Let everything you say be good and helpful, so that your words will be an encouragement to those who hear them. Ephesians 4:29
It’s important that we teach our children that they have a voice, that they can speak up. The old adage, “children should be seen and not heard” is absolutely false!
Your child needs to find their voice for a lot of reasons, but how about these for starters?
- To speak up against bullies
- To confront the coach or teacher with questions (i.e. fight their own battle)
- To express their feelings when faced with an uncomfortable situation
- To speak up against an adult who tries to do something wrong to your child.
Finding your voice has nothing to do with whether your child is an introvert or extrovert. It simply means that your child has the confidence to express their thoughts and feelings, even when going against the grain of others.
One way to help your child do that is to ask them open-ended questions:
What do you feel about ______?
What are you thinking about ______?
What did you not like about _______?
What was your favorite part of ______?
And then after your child has answered, refrain from judging or even making a commentary on what they said.
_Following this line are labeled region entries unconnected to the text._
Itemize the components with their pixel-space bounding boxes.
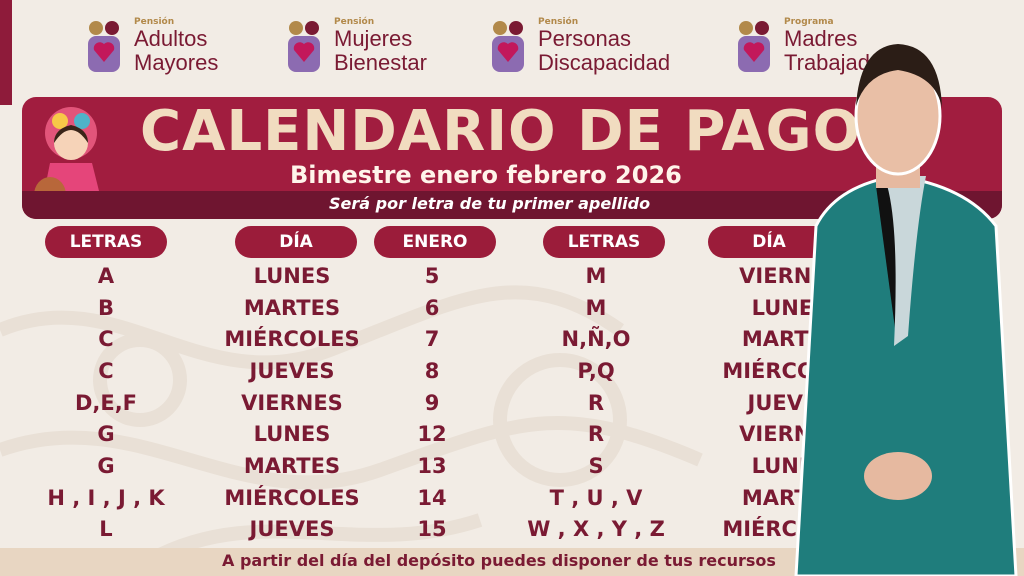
footer-text: A partir del día del depósito puedes dis… <box>222 551 776 570</box>
letras-cell: S <box>588 454 604 478</box>
fecha-cell: 13 <box>417 454 447 478</box>
letras-cell: C <box>98 359 114 383</box>
fecha-cell: 9 <box>424 391 440 415</box>
logo-kicker: Programa <box>784 17 834 28</box>
letras-cell: L <box>99 517 113 541</box>
fecha-cell: 8 <box>424 359 440 383</box>
person-photo <box>794 44 1018 576</box>
logo-kicker: Pensión <box>334 17 375 28</box>
program-logo: Pensión Adultos Mayores <box>80 18 218 74</box>
header-letras-2: LETRAS <box>543 226 665 258</box>
letras-cell: M <box>585 296 607 320</box>
women-heart-icon <box>288 21 320 72</box>
logo-line2: Discapacidad <box>538 49 671 75</box>
program-logo: Pensión Personas Discapacidad <box>484 18 670 74</box>
dia-cell: MIÉRCOLES <box>224 327 360 351</box>
logo-line1: Mujeres <box>334 26 413 52</box>
dia-cell: JUEVES <box>249 359 335 383</box>
fecha-cell: 12 <box>417 422 447 446</box>
mother-children-icon <box>738 21 770 72</box>
fecha-cell: 15 <box>417 517 447 541</box>
letras-cell: B <box>97 296 114 320</box>
banner-title: CALENDARIO DE PAGOS <box>140 99 903 164</box>
elderly-couple-heart-icon <box>88 21 120 72</box>
letras-cell: M <box>585 264 607 288</box>
logo-kicker: Pensión <box>134 17 175 28</box>
dia-cell: JUEVES <box>249 517 335 541</box>
fecha-cell: 6 <box>424 296 440 320</box>
logo-line1: Adultos <box>134 26 208 52</box>
fecha-cell: 7 <box>424 327 440 351</box>
dia-cell: LUNES <box>253 264 331 288</box>
logo-line2: Bienestar <box>334 49 427 75</box>
dia-cell: MARTES <box>243 454 341 478</box>
program-logo: Pensión Mujeres Bienestar <box>280 18 427 74</box>
logo-kicker: Pensión <box>538 17 579 28</box>
fecha-cell: 5 <box>424 264 440 288</box>
letras-cell: R <box>587 422 605 446</box>
fecha-cell: 14 <box>417 486 447 510</box>
dia-cell: MIÉRCOLES <box>224 486 360 510</box>
letras-cell: T , U , V <box>549 486 643 510</box>
logo-line2: Mayores <box>134 49 219 75</box>
letras-cell: W , X , Y , Z <box>527 517 665 541</box>
banner-note: Será por letra de tu primer apellido <box>329 194 651 213</box>
banner-subtitle: Bimestre enero febrero 2026 <box>290 161 682 189</box>
header-enero: ENERO <box>374 226 496 258</box>
logo-line1: Personas <box>538 26 631 52</box>
letras-cell: N,Ñ,O <box>561 327 631 351</box>
letras-cell: G <box>97 454 115 478</box>
logo-line1: Madres <box>784 26 858 52</box>
header-dia-2: DÍA <box>708 226 830 258</box>
letras-cell: R <box>587 391 605 415</box>
letras-cell: H , I , J , K <box>47 486 165 510</box>
letras-cell: A <box>97 264 115 288</box>
header-dia: DÍA <box>235 226 357 258</box>
side-accent <box>0 0 12 105</box>
dia-cell: LUNES <box>253 422 331 446</box>
letras-cell: C <box>98 327 114 351</box>
letras-cell: G <box>97 422 115 446</box>
letras-cell: D,E,F <box>74 391 138 415</box>
dia-cell: VIERNES <box>241 391 343 415</box>
dia-cell: MARTES <box>243 296 341 320</box>
header-letras: LETRAS <box>45 226 167 258</box>
letras-cell: P,Q <box>577 359 615 383</box>
accessibility-heart-icon <box>492 21 524 72</box>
That response will eventually cause them to shut down their voice.
Your goal should be to create an environment at home where your child feels it is safe to express thoughts, emotions and opinions that are said respectfully, of course. It’s okay to disagree with each other, but again, do it in a respectful way. “I’m sorry you feel that way” or “I don’t see it that way; here’s my take.”
Once your child feels they can talk without you critiquing everything, they will begin to gain confidence in their own words and in their own voice.